Everything sharpened.
The air slices around me.
The doll’s scent is here, sweet and old. She’s everywhere. She whispers in my ear with someone’s voice that is not a voice. She tells me what I already know.
That they are prey and they once hurt someone else, hurt them bad.
‘Three blind mice, three blind mice,
Debt must be paid, debt must be paid….’
I hum the tune, start singing the words like a taunt.
‘The sins of the fathers come back around,
The daughter will strike, no mercy found,
Justice will feast without a sound…
Three blind mice.’
My teeth press through my lips, and I taste a blossom of something earthy and metallic. My body finishes what it started barely a week ago. The last edges soften into fur. The last little human hesitations burn off like alcohol under a flame.
“You did this,” I tell them. The words stretch at the end, threadbare. Soon they will tangle, and I won’t know how to say anything but I do now. “You caused this. Eighteen years ago. When you attacked Savannah, when you left her for dead…”
“No,” My mother screams, pulling her hands up to cover her face.
“Please,” my father says, wrapping his arm around my mother, angling his body so that if I jump I get him first. “Sweetheart, we don’t know what you’re talking about, but you’re scaring your mother.”
I laugh. It bubbles out high and wrong, a squeak through a reed, a song pushed through a thin tube. It makes their heads jerk, hard swallows, set jaws.
I can see it all now, I can see it like a movie playing out; their younger selves out on the tracks, drinking, laughing, celebrating that win before that car pulled up and everything turned nasty.
“Oh please, daddy,” I say, and the sound skims the floor and scuttles under the refrigerator. “You remember, you remember when you fucked her, don’t you? And mom, you remember how you laughed and watched it play out? You were there. You were there.”
I scream the last bit so loud it feels like the very walls around us shake.
He shifts. His foot slides on the tile. The knife point dips and catches. He’s breathing like a runner in the last half mile.
Behind me, the clock ticks.
My mother looks at the back door again. My father follows the look, and then he looks at me.

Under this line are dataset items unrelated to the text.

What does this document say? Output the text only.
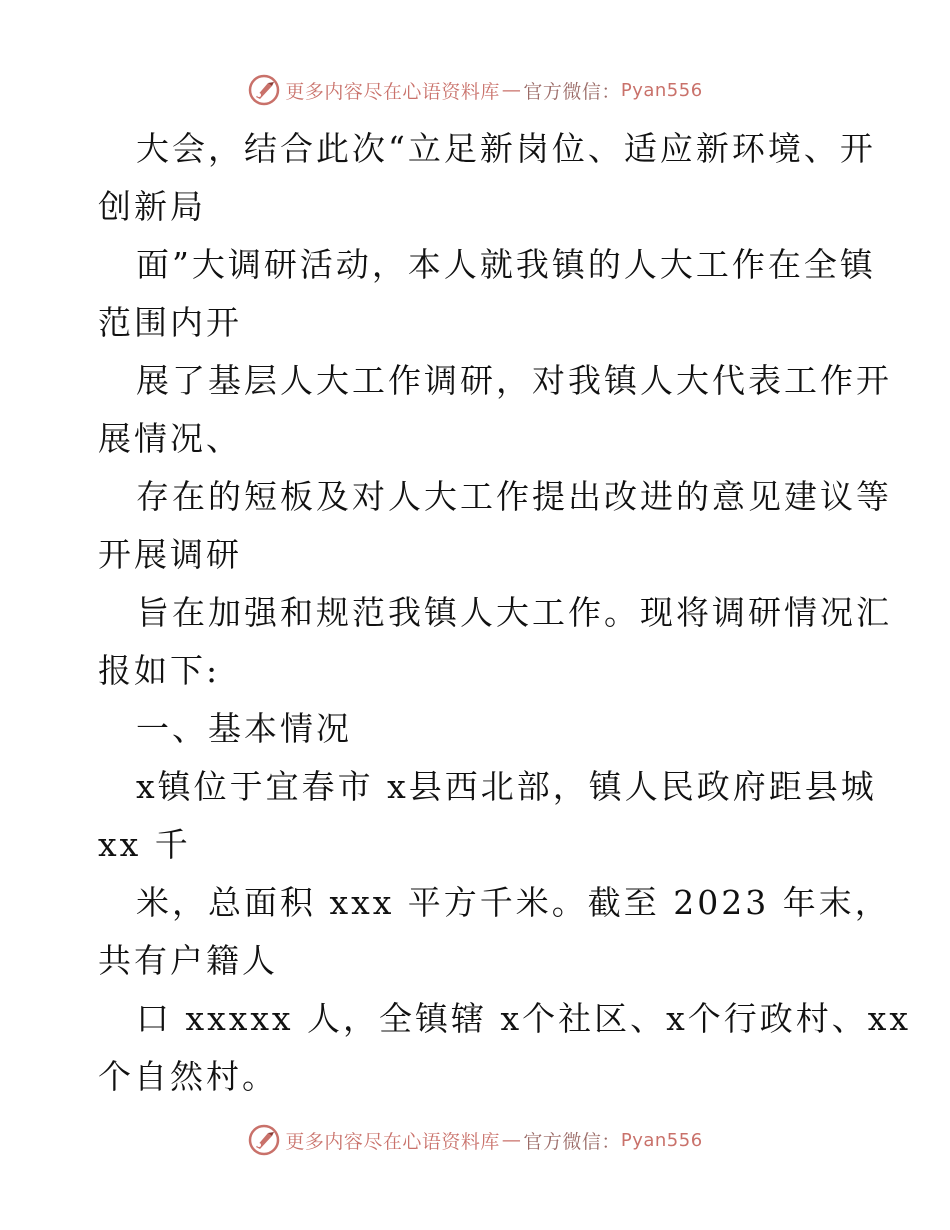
更多内容尽在心语资料库 — 官方微信： Pyan556
大会，结合此次“立足新岗位、适应新环境、开
创新局
面”大调研活动，本人就我镇的人大工作在全镇
范围内开
展了基层人大工作调研，对我镇人大代表工作开
展情况、
存在的短板及对人大工作提出改进的意见建议等
开展调研
旨在加强和规范我镇人大工作。现将调研情况汇
报如下:
一、基本情况
x镇位于宜春市 x县西北部，镇人民政府距县城
xx 千
米，总面积 xxx 平方千米。截至 2023 年末，
共有户籍人
口 xxxxx 人，全镇辖 x个社区、x个行政村、xx
个自然村。
更多内容尽在心语资料库 — 官方微信： Pyan556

“Let us out,” he says, voice low. He pitches it perfectly; it’s the voice he uses with dogs, with nervous children. “Briar. Move aside, right this instant.”
The name sits heavy on my tongue, but it’s gristle now; tough, unchewable. I step to mirror them. They step too. New geometry. Mouse math. Angles. Trapped.
They taught me this, too; how to move in a dance you pretend is spontaneous. How to choreograph the apology before the offense. Keep your face pleasant, dear; no one likes a girl who shows her teeth.
But I have such lovely teeth now. Such sharp, sharp teeth.
“Briar,” my mother says, and she dares, she dares to take a step forward with her hand out. It smells like lotion, like fruit, like something that wants to mask what’s underneath. “I love you.”
My mother’s knuckles are white. Her ring flashes again. My father moves, and the knife catches my eye because metal calls to the bone in me that wants to meet it.
“I love you,” she says again, voice stronger. It’s almost convincing. She is always almost convincing. “We’ll call the doctor. We’ll go now. Okay? Now.”
“Now,” I echo, and the word is everything.